Pièces choisies - страница 32
JEANNE. Il se souvient de choses très compliquées et lointaines, et oublie les plus simples. Il peut, par exemple, se remplir une tasse de café et oublier de le boire. Ou bien avaler deux fois le même médicament.
LE DOCTEUR. Ça m’arrive aussi.
JEANNE. (Caustique.) J’ai déjà pu m’en rendre compte.
LE DOCTEUR. Comment supportez-vous tout cela ?
JEANNE. Je suis quelqu’un qui agit en vertu du devoir. Je fais non ce qui me plaît, mais ce que je dois faire. Je mange non ce qui me plaît, mais ce qui contient moins de calories.

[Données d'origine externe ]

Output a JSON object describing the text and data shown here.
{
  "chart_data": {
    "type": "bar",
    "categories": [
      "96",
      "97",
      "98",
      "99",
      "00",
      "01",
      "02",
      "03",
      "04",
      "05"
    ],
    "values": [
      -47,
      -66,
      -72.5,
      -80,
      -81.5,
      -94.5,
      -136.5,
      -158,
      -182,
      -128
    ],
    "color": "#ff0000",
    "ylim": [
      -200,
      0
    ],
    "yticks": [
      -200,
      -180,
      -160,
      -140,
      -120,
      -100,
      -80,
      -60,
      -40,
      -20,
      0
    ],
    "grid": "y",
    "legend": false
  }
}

Je fréquente non ceux qui me sont agréables, mais ceux qui me sont utiles. Je ne vis pas avec le mari avec qui je voudrais être, mais avec celui qui m’est échu. Se plaindre et se lamenter est inutile. Il faut travailler, travailler comme un bœuf et porter sa croix.
LE DOCTEUR. Je vous admire.
JEANNE. Merci. Mais, finalement, mon ex-mari n’est pas une si mauvaise personne. Il y a pire. Je me répète cela cent fois par jour. Chaque femme devrait se le répéter. Il y a pire.
LE DOCTEUR. Pourquoi avez-vous dit « ex-mari » ? Seriez-vous divorcés ?
JEANNE. Pas le moins du monde. Nous sommes légalement mariés. Mais qu’est-ce qu’un mari qui oublie ce qu’un mari – un homme – ne doit pas oublier ? Vous me comprenez ?
LE DOCTEUR. M-m-m… Et que faites-vous dans ces cas-là ? Vous le lui rappelez ?
JEANNE. S’il faut rappeler à un homme de telles choses, alors il n’y a plus rien à espérer.
LE DOCTEUR. Vous avez raison.
JEANNE. Savez-vous, à quelle conclusion m’a amenée l’exercice du droit ? Plus il y a d’hommes qui oublient, plus il y a de femmes qui souffrent.
LE DOCTEUR. L’exercice de la médecine aussi arrive à la même conclusion. Cependant, dites-moi, ne vous est-il pas venu à l’esprit, que l’oubli de ces choses par votre mari, pouvait s’expliquer par le fait que… hum-hum…
JEANNE. Qu’il a une femme ?
LE DOCTEUR. C’est vous qui l’avez dit, pas moi.
JEANNE. Ne me faites pas rire, cela est exclu.
LE DOCTEUR. Oui ? Et comment réagiriez-vous si nous faisions la supposition que, peu avant vous, serait venue avec lui ?… Comment vous dire ça ?… Naturellement, ce n’est qu’une supposition…
JEANNE. Ne tournez pas autour du pot, docteur. Jouez franc jeu. J’ai les nerfs solides.
LE DOCTEUR. N’allez pas le juger. Selon moi, il a oublié qui était sa femme.
JEANNE. Il s’en souvient parfaitement. (Elle appelle son mari.) Michel !
MICHEL entre.
JEANNE. Chéri, dis à cette personne, comment je m’appelle.
MICHEL. L’aurait-il oublié ?
JEANNE. Il l’a su, mais il l’a oublié. (Avec ironie.) Cette personne souffre d’amnésie.
MICHEL. (Au docteur.) Je suis sincèrement désolé pour vous.
LE DOCTEUR. Moi aussi je suis désolé pour moi.
MICHEL. Pourquoi ne suivez-vous pas un traitement ? Je peux vous recommander un bon médecin. Voici sa carte de visite.
LE DOCTEUR. (Jetant un œil sur la carte.) Je vous remercie, c’est ma carte ! Dites-nous, plutôt, comment s’appelle cette dame.
MICHEL. Étrange question. Vous pensez que je ne sais pas comment s’appelle ma propre femme ? Ma femme, avec qui j’ai été dans la même école ?
LE DOCTEUR. Bon, mais comment s’appelle-t-elle, bon sang ?
MICHEL. Jeanne. Pourquoi ?
JEANNE. Rien, chéri. Tu peux retourner dans la salle d’attente. (Sur un ton sévère.) Et tu n’en bouges pas !
MICHEL sort.
LE DOCTEUR. Bizarre. Si ce n’était pas sa femme, qui était-ce, donc ?
JEANNE. Qui ?
LE DOCTEUR. La femme qui était ici avant vous.